The Istanbul court said that there was no reason “at this moment” to detain İmamoğlu in the scope of this second terrorism investigation because he was already detained in connection with the corruption investigation. The court’s explicit indication that it could be open to detaining İmamoğlu a second time if he is released in connection with the corruption investigation is a disturbingly brazen acknowledgement of how detention orders can be weaponized to keep an individual incarcerated for political purposes, Human Rights Watch said.

The Erdoğan government has a well-established track record of incarcerating people for political purposes. The European Court of Human Rights has already found “beyond reasonable doubt” that Turkish authorities in the cases of a politician, Selahattin Demirtaş, and a human rights advocate, Osman Kavala, detained the individuals for “the ulterior purpose of stifling pluralism and limiting freedom of political debate” and “of reducing the applicant to silence” respectively. The European Court and the Council of Europe’s Committee of Ministers have called for the immediate release of both men, which the Turkish government refuses to do.

The Istanbul prosecutor also has four other ongoing prosecutions against İmamoğlu, all at different stages. In three of them, the prosecutor has requested the court to ban İmamoğlu from politics.

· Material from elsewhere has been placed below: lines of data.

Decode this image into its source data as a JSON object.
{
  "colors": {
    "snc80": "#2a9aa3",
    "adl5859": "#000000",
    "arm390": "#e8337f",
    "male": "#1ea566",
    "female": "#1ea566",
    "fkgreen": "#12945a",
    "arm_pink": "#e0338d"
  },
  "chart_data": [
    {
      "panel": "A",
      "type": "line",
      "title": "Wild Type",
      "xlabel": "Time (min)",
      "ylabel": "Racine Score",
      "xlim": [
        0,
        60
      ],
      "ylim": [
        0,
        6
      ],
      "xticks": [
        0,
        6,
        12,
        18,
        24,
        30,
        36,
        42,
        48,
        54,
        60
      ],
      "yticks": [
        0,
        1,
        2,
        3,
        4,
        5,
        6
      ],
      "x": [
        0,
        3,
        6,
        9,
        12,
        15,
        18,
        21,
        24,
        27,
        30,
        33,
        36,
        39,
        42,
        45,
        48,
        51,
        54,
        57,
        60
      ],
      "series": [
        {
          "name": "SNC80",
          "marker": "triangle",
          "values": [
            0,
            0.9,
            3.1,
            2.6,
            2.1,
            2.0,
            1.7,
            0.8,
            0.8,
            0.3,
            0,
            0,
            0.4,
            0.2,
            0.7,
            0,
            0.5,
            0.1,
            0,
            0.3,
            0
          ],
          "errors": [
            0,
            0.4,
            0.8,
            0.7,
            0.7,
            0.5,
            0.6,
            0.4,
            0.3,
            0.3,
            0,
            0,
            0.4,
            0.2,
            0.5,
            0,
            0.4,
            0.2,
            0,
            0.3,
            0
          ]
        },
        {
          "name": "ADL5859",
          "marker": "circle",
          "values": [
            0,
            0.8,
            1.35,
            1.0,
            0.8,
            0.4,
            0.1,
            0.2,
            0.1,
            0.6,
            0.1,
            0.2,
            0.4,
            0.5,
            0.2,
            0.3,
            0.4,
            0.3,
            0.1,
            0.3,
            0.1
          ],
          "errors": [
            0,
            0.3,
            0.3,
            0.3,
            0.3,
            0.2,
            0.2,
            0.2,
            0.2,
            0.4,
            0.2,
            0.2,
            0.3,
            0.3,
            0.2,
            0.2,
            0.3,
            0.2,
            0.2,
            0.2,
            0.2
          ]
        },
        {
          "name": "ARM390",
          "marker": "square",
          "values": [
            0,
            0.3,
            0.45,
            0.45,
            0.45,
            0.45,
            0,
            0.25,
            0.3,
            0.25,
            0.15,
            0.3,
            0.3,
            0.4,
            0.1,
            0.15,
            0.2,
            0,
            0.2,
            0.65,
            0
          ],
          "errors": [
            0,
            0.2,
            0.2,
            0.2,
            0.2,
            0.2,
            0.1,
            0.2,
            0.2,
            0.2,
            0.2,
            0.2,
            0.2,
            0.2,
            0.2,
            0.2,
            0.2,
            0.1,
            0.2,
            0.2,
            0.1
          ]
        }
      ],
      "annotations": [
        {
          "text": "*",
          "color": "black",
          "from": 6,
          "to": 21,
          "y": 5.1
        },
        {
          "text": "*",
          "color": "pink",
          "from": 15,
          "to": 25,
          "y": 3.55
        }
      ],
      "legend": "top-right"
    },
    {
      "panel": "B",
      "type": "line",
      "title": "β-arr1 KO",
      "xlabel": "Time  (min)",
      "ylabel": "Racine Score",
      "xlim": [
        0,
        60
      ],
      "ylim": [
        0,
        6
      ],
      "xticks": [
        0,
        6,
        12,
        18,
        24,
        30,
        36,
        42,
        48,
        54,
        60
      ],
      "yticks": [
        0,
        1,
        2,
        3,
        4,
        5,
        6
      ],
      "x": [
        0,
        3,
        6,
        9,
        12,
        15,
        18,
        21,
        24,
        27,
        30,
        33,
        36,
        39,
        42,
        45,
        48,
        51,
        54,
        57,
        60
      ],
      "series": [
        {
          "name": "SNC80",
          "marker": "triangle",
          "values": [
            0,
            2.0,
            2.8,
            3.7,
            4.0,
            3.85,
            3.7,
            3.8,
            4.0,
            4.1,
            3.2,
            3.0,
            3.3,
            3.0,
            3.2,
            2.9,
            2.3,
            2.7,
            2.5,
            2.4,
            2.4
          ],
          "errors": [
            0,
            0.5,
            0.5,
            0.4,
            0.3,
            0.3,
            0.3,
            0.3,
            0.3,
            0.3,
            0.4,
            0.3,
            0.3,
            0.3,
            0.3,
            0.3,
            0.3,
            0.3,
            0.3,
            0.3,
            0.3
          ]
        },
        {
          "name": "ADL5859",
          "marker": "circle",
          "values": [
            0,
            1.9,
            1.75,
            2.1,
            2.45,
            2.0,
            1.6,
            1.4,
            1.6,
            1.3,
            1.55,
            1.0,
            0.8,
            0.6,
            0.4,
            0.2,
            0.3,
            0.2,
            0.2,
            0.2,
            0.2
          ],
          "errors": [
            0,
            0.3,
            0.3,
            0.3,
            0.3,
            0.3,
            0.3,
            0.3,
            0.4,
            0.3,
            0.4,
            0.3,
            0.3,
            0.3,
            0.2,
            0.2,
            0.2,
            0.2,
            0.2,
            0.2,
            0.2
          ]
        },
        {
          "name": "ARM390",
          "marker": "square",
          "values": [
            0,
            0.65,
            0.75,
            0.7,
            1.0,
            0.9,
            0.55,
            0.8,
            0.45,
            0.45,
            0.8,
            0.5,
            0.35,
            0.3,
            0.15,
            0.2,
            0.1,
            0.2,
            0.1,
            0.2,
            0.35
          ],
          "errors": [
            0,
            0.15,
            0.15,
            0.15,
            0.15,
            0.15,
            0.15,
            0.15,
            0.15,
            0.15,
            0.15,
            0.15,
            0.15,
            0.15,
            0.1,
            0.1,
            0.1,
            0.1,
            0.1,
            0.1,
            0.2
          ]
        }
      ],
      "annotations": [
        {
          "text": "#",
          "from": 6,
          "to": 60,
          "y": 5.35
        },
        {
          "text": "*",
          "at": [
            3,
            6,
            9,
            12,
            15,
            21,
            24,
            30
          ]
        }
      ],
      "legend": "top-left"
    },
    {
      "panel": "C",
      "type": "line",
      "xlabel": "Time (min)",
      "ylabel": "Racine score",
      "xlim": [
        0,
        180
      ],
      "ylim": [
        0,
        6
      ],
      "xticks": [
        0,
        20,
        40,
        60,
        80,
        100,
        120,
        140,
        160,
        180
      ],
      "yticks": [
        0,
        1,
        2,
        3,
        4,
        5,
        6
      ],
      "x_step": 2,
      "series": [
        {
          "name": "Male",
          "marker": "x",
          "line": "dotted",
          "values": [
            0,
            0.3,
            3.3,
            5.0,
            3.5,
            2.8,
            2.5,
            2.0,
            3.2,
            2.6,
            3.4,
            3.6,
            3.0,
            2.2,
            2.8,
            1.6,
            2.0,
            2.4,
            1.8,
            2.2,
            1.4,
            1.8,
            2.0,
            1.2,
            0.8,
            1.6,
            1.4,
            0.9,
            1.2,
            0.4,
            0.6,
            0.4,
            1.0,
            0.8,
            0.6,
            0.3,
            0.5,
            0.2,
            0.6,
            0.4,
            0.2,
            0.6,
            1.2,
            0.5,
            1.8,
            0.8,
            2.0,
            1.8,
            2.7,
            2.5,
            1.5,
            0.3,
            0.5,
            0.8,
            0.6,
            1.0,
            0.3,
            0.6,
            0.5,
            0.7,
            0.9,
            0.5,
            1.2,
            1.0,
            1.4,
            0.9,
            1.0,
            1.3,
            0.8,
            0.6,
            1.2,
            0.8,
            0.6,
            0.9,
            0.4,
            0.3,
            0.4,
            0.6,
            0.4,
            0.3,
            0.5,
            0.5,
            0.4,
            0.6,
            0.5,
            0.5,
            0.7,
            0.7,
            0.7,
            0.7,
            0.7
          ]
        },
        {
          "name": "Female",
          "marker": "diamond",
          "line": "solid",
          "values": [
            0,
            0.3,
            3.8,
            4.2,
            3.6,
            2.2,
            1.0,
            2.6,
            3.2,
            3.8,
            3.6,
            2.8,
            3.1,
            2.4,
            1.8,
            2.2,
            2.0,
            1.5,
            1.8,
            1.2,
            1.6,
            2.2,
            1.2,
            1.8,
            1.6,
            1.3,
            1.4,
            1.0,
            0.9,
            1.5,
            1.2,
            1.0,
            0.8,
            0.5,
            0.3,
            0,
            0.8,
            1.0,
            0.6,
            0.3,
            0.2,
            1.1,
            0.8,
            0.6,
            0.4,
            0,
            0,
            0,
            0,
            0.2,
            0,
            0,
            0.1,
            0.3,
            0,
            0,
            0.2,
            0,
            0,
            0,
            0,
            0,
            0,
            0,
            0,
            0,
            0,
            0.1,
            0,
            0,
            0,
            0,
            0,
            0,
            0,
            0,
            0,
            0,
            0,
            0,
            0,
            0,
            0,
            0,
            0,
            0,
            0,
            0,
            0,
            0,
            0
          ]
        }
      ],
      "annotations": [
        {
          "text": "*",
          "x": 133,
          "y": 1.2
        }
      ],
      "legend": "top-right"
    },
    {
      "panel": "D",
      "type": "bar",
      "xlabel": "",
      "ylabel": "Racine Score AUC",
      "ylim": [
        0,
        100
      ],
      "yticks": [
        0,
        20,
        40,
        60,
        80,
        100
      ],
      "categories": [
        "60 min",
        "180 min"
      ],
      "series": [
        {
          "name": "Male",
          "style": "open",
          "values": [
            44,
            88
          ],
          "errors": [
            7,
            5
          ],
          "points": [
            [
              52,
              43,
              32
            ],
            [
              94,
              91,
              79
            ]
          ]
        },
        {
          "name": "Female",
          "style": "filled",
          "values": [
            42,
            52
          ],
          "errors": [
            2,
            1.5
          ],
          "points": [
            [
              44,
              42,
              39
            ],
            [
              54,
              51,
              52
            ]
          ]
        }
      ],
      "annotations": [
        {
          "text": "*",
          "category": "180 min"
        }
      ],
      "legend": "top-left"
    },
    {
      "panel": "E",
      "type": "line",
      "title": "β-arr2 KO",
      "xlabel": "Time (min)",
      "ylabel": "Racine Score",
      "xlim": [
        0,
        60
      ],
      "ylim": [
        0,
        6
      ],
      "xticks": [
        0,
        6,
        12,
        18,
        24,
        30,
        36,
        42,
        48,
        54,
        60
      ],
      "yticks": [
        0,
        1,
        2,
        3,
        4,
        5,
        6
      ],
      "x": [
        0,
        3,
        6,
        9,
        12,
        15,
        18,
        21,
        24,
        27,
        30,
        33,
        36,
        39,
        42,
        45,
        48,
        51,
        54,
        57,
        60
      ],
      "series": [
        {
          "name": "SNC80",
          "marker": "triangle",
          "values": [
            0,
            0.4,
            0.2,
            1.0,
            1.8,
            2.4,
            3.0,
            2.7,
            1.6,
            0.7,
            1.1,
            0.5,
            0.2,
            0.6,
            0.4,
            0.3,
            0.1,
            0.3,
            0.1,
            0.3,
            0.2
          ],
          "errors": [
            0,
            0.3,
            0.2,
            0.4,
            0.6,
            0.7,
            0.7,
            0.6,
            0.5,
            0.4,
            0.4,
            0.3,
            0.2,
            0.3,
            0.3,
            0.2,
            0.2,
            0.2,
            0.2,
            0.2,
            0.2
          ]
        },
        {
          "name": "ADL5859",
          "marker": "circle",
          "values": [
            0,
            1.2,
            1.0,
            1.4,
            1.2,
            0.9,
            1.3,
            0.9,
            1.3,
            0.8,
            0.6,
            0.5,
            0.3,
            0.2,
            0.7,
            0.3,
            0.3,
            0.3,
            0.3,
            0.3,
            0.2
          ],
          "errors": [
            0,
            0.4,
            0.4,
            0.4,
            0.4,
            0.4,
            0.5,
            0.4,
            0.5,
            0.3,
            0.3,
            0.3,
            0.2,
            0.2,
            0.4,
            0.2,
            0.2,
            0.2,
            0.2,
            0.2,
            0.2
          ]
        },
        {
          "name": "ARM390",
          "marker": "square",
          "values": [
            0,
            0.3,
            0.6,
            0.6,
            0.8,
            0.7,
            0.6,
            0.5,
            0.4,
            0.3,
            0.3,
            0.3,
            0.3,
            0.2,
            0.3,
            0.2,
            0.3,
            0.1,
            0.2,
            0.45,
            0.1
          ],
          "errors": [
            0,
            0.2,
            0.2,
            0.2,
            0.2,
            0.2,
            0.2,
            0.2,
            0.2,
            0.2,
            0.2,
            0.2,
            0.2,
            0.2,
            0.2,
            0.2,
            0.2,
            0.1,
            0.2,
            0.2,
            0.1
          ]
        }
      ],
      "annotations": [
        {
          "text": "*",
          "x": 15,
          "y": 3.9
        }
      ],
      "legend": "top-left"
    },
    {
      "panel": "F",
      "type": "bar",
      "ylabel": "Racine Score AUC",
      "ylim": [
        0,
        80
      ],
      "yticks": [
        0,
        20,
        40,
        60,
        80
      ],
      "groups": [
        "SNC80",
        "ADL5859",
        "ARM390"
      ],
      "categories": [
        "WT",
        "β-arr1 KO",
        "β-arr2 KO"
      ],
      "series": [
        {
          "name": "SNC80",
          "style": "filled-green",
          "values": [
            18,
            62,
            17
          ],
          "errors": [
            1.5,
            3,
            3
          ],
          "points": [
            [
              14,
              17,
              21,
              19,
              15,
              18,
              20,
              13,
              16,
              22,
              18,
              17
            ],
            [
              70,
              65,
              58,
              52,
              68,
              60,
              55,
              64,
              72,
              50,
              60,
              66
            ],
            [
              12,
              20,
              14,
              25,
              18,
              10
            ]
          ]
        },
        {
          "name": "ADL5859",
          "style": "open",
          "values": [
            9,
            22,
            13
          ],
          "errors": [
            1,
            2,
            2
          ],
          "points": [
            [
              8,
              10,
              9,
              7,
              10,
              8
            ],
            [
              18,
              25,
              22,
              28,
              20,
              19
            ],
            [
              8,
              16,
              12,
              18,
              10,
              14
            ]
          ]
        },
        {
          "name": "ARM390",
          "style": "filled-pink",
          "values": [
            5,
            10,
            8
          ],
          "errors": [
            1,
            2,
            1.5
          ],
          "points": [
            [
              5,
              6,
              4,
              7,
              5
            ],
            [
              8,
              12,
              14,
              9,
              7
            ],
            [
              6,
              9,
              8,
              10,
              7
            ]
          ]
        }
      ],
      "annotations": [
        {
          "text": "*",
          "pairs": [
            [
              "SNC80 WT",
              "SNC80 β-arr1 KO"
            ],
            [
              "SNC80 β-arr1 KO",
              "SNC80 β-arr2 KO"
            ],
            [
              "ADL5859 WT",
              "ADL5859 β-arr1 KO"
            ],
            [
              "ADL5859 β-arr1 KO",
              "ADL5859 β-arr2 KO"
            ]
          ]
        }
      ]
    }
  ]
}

Şişli district Mayor Resul Emrah Şahan was detained for alleged terrorism links, and authorities have invoked articles of the Municipalities Law against him, which permit removing elected officials in such cases and replacing them with a government appointed “trustee.” In Şahan’s case, he was replaced by the Şişli district governor. Erdogan’s government has now used the tactic of replacing elected mayors facing baseless terrorism investigations and prosecutions with “trustees” in 13 cases since the 2023 local elections.

The second district mayor detained, the mayor of Beylikdüzü, is Mehmet Murat Çalık. Both İmamoğlu and Çalık will be replaced by members of the elected municipal council, chosen by the council members.

There have been mass protests in Istanbul and other cities around the country against the removal of Imamoglu. These protests have been overwhelmingly peaceful. There have been arrests and violent police dispersal in some cases using tear gas fired at the crowd, as well as water cannon, notably in Ankara against university students.